The workplace can be fraught with dangers. Workplace injuries are many and varied, from falling on a slippery floor to having a paint can drop on you in the middle of a construction site. Legally, work-related injuries are defined as any injury occurring during the course and scope of the duties imposed upon an employee from that employee’s respective employer.
Most of the injuries you can incur while working in Georgia fall under the jurisdiction of the Georgia Workers’ Compensation System.
What Qualifies Under Workers’ Compensation?
Workers compensation claims involve any accidental work-related injury that directly involves the employer and employee. It works under a “no fault” system, which means it doesn’t aim to place blame on either party. It’s designed to safeguard workers who may get injured at the work place and, at the same time, through the limits of what workers compensation can provide, protect employers and businesses from far more expensive lawsuits.

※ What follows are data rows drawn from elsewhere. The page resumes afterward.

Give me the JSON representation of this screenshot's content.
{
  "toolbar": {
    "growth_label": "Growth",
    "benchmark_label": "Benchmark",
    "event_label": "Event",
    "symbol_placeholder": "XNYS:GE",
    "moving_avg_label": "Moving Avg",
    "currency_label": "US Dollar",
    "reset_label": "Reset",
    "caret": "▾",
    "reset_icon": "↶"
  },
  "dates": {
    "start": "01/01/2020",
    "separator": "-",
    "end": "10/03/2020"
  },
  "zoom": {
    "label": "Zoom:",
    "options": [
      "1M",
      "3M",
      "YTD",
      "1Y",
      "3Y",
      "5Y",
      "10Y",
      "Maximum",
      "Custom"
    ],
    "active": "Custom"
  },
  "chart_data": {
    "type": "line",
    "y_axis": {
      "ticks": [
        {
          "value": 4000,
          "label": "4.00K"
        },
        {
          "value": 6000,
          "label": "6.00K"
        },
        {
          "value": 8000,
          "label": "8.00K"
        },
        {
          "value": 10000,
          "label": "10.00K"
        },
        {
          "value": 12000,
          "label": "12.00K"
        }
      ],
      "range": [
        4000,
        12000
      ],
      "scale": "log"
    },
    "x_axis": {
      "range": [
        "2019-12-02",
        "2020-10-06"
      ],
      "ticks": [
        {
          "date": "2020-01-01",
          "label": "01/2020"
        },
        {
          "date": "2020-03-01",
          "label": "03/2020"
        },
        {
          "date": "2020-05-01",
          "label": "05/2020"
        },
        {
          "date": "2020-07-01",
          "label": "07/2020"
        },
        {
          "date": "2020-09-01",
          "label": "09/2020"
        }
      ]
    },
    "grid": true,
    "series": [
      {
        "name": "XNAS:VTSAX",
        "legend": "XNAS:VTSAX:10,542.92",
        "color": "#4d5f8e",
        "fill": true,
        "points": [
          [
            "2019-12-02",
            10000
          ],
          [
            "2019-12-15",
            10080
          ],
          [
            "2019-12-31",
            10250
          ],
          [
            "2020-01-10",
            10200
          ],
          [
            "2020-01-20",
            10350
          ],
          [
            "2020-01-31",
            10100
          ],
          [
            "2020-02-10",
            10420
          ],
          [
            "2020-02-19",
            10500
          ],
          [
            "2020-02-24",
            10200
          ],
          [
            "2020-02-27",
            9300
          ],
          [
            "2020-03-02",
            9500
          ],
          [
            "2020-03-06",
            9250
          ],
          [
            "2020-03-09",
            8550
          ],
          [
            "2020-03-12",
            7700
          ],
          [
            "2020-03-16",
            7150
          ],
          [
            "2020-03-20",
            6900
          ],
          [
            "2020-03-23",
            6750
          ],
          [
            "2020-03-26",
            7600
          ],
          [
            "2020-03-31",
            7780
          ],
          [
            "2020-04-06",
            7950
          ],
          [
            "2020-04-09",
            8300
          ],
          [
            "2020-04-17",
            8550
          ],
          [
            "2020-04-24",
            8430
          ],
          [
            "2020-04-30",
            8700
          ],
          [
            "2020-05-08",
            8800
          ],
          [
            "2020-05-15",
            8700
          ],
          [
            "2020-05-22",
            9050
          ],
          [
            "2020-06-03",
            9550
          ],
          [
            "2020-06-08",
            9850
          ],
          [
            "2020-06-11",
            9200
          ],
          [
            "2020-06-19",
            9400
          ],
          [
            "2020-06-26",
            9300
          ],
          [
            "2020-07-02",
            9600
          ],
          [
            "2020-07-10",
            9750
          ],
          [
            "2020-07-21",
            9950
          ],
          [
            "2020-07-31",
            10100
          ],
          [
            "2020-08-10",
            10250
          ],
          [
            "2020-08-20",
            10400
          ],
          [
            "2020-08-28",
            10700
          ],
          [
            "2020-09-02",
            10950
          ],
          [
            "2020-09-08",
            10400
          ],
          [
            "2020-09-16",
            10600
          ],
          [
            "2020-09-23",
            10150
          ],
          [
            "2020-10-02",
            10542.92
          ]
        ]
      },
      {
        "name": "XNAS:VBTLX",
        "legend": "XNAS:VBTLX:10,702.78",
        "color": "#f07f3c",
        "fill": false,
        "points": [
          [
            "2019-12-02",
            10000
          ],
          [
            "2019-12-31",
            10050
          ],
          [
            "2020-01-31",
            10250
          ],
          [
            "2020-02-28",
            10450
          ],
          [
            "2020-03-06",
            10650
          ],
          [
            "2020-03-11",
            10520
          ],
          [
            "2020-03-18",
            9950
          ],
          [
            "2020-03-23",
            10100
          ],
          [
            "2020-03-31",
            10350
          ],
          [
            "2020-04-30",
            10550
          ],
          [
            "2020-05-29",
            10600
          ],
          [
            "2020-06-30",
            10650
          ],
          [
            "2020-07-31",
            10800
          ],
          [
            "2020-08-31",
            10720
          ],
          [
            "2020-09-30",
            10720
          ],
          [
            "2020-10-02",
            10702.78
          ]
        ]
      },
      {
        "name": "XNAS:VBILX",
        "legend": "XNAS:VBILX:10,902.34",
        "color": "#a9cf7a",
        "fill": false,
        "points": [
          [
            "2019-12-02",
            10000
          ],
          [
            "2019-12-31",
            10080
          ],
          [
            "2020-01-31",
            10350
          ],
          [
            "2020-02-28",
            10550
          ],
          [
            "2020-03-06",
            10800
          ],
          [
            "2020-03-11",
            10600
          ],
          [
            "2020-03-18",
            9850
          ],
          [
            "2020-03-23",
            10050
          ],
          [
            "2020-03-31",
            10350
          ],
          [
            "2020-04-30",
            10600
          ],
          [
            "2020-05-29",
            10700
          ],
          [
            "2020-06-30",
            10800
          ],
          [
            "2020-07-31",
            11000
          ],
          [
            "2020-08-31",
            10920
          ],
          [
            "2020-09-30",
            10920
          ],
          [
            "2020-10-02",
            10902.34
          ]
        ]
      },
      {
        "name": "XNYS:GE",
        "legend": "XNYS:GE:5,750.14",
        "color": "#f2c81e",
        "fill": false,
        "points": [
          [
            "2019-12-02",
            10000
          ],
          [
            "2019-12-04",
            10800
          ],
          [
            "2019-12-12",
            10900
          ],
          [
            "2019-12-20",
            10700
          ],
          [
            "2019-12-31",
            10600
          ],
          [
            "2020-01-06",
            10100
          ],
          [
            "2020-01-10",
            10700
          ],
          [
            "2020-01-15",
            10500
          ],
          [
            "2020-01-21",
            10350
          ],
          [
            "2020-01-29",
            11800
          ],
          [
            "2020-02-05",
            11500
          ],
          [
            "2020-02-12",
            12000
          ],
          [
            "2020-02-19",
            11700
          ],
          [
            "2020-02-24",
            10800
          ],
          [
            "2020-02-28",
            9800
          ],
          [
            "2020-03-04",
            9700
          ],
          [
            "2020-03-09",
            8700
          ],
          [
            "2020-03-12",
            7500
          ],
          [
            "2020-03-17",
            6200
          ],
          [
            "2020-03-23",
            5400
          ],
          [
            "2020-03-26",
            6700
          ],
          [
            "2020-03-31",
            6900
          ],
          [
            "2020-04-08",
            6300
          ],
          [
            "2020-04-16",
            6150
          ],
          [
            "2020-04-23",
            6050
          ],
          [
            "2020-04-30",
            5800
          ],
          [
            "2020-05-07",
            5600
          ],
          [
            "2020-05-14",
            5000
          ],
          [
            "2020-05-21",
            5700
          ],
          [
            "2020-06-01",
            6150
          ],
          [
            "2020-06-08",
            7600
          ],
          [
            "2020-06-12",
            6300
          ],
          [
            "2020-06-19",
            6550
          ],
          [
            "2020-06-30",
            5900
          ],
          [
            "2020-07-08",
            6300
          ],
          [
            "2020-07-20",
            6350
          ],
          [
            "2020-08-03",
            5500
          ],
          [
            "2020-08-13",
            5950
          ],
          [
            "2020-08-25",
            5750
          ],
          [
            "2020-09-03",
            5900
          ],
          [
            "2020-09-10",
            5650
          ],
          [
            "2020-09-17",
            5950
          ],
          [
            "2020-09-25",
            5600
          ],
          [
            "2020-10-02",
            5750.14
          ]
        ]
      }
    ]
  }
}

Are You Eligible for Workers’ Compensation?
There is only one requirement that determines whether or not you’re eligible for workers compensation: you have to be an employee of the company in which you incurred your injury. There is no age or citizenship requirement. Prisoners may also file workers compensation claims.
Additionally, in the case of harbor workers and longshoremen, they have the choice of either filing with Georgia or Federal Workers Compensation Insurance.
How Do You File?
If your employer or supervisor didn’t directly witness the accident, be sure to inform them within 30 days. From there, you have one year to file a WC-14 claim directly with the Georgia
Workers Compensation Commission.
If you miss this deadline, you’ll have to file a notice in writing, showing the Commission that there is good reason for your delay. You run the risk of forfeiting some or all of your benefits. Furthermore, in practice, the Board is less likely to authorize Workers Compensations payments to claims that are issued a protracted amount of time following the accident and/or treatment of the incurred disability.
What Do You Do After You File?
If you deem it necessary, such as cases in which the employer doesn’t start issuing Workers Compensation payments in a timely manner or, if they notify you that payments should be terminated, you can request a hearing with the board. You, your employer or its workers compensation insurance representative and your lawyer may attend.
If you wish to appeal the board’s decision, you can elect bring your case to panel review through the Georgia State Court System.
Workplace Injuries Can Fall Outside Workers Compensation Jurisdiction, Too
Workers Compensation covers all direct dealing between employer and employee, thus clearing the employer of any legal liability. However, it’s possible to incur an injury at work that is the result of a third party not related to the employer. Workers compensation also doesn’t account for cases in which the employer may do something to intentionally harm the employee. In either of these cases, the employer IS liable and can be sued under personal injury law.